Figures & data
FIGURE 1. Spectral light environment of each treatment in relation to natural insolation; black solid line—sunlight, gray solid line—control, gray dotted line—UV exclusion. The total values shown represent the sum of total PFDs of the UV waveband (λ 280–400 nm) and the VIS waveband (λ 400–700 nm) in μmol m-2 s-1.
FIGURE 2. (top) Light saturated photosynthetic rates (A sat), (middle) light saturated stomatal conductance (gs), and (bottom) intrinsic water use efficiency (WUEi) of E. pauciflora, G. antrorsum, and P. hiemata under UVA+VIS wavelengths (λ > 320 nm). Filled bars represent the full sunlight treatment; dashed bars represent the UV exclusion treatment. Values are means ± SEM (n = 15). Asterisks indicate significantly different means (* P < 0.05, ** P < 0.01, *** P < 0.001) between light treatments, within species; upper-case letters denote significantly different means between species identified by Fisher's LSD test (P < 0.05).
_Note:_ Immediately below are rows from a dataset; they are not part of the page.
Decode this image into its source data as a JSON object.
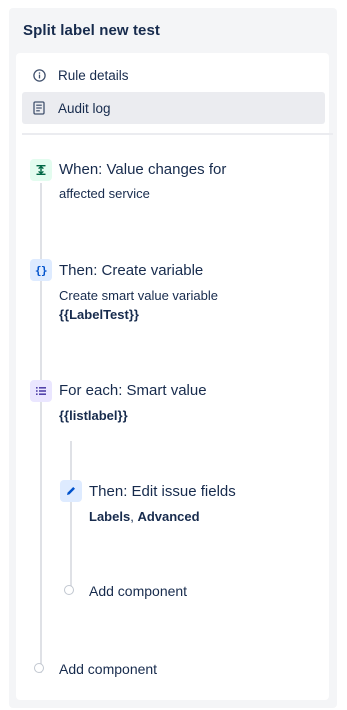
{
  "panel": {
    "title": "Split label new test"
  },
  "menu": [
    {
      "label": "Rule details",
      "icon": "info-icon",
      "selected": false
    },
    {
      "label": "Audit log",
      "icon": "document-icon",
      "selected": true
    }
  ],
  "components": {
    "trigger": {
      "title": "When: Value changes for",
      "subtitle": "affected service",
      "icon": "trigger-icon",
      "icon_color": "#e3fcef",
      "icon_glyph_color": "#006644"
    },
    "create_variable": {
      "title": "Then: Create variable",
      "subtitle": "Create smart value variable",
      "value": "{{LabelTest}}",
      "icon": "curly-braces-icon",
      "icon_color": "#deebff",
      "icon_glyph_color": "#0052cc"
    },
    "for_each": {
      "title": "For each: Smart value",
      "value": "{{listlabel}}",
      "icon": "list-icon",
      "icon_color": "#eae6ff",
      "icon_glyph_color": "#5243aa"
    },
    "edit_fields": {
      "title": "Then: Edit issue fields",
      "field_1": "Labels",
      "separator": ",",
      "field_2": "Advanced",
      "icon": "pencil-icon",
      "icon_color": "#deebff",
      "icon_glyph_color": "#0052cc"
    },
    "add_nested": {
      "label": "Add component"
    },
    "add_root": {
      "label": "Add component"
    }
  }
}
FIGURE 3. Effect of inclusion of UVA wavelengths on the light saturated photosynthetic rate (Asat) for E. pauciflora, G. antrorsum, and P. hiemata. Filled bars represent the full sunlight treatment; dashed bars represent the UV exclusion treatment. Values are means ± SEM (n = 15). Asterisks indicate significantly different means (* P < 0.05, ** P < 0.01, *** P < 0.001) between light treatments, within species; upper-case letters denote significantly different means between species identified by Fisher's LSD test (P < 0.05).
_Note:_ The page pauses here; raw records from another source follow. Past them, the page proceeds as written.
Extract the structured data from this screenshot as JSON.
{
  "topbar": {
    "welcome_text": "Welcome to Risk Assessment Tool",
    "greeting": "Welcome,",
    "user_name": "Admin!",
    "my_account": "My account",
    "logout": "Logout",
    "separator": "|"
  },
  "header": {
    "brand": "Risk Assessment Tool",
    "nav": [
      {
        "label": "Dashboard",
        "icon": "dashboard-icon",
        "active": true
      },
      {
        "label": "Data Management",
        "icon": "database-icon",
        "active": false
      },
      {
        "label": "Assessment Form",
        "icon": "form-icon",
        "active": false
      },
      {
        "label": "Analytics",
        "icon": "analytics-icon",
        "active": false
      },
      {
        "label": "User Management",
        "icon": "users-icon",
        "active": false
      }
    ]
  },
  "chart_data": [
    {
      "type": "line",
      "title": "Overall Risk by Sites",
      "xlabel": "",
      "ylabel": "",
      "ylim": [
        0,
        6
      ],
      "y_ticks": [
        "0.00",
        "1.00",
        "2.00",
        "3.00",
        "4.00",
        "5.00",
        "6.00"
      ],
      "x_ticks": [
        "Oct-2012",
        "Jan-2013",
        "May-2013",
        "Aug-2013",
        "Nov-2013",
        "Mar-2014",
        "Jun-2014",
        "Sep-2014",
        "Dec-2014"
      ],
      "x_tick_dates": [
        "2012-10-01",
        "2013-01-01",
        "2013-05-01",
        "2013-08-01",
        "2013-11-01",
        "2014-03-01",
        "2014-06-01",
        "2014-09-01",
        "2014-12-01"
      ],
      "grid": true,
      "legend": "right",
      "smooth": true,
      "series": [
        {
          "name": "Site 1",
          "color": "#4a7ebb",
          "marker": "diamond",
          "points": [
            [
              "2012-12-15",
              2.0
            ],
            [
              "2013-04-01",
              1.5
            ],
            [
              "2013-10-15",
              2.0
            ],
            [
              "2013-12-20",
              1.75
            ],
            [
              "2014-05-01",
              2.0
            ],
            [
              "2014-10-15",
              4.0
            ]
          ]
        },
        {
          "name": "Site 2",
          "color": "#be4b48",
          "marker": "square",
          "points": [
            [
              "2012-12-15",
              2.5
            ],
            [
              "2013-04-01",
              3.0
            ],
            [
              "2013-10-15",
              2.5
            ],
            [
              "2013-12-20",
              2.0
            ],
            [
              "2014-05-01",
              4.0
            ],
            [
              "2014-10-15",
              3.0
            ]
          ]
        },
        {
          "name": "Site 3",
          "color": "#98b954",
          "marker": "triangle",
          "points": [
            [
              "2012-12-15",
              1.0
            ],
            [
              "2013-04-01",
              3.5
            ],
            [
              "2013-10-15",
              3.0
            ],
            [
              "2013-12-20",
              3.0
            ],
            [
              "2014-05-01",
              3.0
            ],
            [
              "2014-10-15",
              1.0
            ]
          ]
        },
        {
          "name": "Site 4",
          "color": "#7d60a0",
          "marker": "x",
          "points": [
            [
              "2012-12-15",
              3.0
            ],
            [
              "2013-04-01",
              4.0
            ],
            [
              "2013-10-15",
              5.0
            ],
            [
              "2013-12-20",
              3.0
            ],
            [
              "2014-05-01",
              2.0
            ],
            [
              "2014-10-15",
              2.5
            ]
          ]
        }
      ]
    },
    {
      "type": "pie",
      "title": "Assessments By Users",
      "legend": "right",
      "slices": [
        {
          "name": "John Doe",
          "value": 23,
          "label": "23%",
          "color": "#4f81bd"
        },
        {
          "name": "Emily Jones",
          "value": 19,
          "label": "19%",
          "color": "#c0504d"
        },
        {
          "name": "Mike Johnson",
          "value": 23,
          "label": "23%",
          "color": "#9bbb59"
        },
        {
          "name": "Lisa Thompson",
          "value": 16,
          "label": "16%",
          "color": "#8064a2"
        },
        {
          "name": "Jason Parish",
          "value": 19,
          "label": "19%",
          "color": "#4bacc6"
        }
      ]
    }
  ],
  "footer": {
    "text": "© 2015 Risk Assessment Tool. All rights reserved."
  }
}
FIGURE 4. Mean fluorescence emission spectra for E. pauciflora, G. antrorsum, and P. hiemata. Excitation wavelength was 380 nm. Black lines represent the full sunlight treatment; gray lines the UV exclusion treatment. Values represent means ± SEM (dashed lines) for n = 9.
TABLE 1 Fluorescence emission peaks and ratios. Fluorescence emission peaks and peak ratios, using an excitation λ of 380 nm. Values represent means ± SEM for n = 9. Asterisks indicate significantly different means using a two-way ANOVA (* P < 0.05, *** P < 0.001). Different lowercase letters represent significantly different means between species by Fisher's LSD multiple comparison test (α = 0.05). Dot (•) indicates significantly different means between light treatments within species by Fisher's LSD multiple comparisons test (α = 0.05).
FIGURE 5. Spectral profiles of Chl a fluorescence for fresh leaves of E. pauciflora (orange), G. antrorsum (orchid), and P. hiemata (green). Values represent excitation of the Chl a emission peak at λ 685 nm for plants grown under (a) full sunlight, and (b) UV exclusion; and of the Chl a emission peak at λ 730 nm for plants grown under (c) full sunlight, and (d) UV exclusion. Data shown are means ± SEM for n = 9.
FIGURE 6. Microscopy images of E. pauciflora (top), G. antrorsum (middle), and P. hiemata (bottom) at 100× magnification. Images are from leaves grown in full sunlight.
FIGURE 7. Total ascorbate concentration, dehydroascorbate concentration, ascorbate redox state (dehydroascorbate/total ascorbate), total glutathione concentration, GSSG concentration, and glutathione redox state (GSSG/total glutathione) in leaves of E. pauciflora, G. antrorsum, and P. hiemata. Filled bars represent the full sunlight treatment; dashed bars the UV exclusion treatment. Values are means ± SEM (n = 15). Asterisks indicate significantly different means (* P < 0.05, ** P < 0.01, *** P < 0.001) between light treatments, within species; upper-case letters denote significantly different means between species identified by Fisher's LSD test (P < 0.05).
TABLE 2 Glutathione precursors. Concentrations of the glutathione precursors cysteine and γ-glutamylcysteine (γ-EC). Values represent means ± SEM for n = 15. Asterisks indicate significantly different means using a two-way ANOVA (*** P < 0.001). Different lowercase letters represent significantly different means between species by Fisher's LSD multiple comparison test (α = 0.05).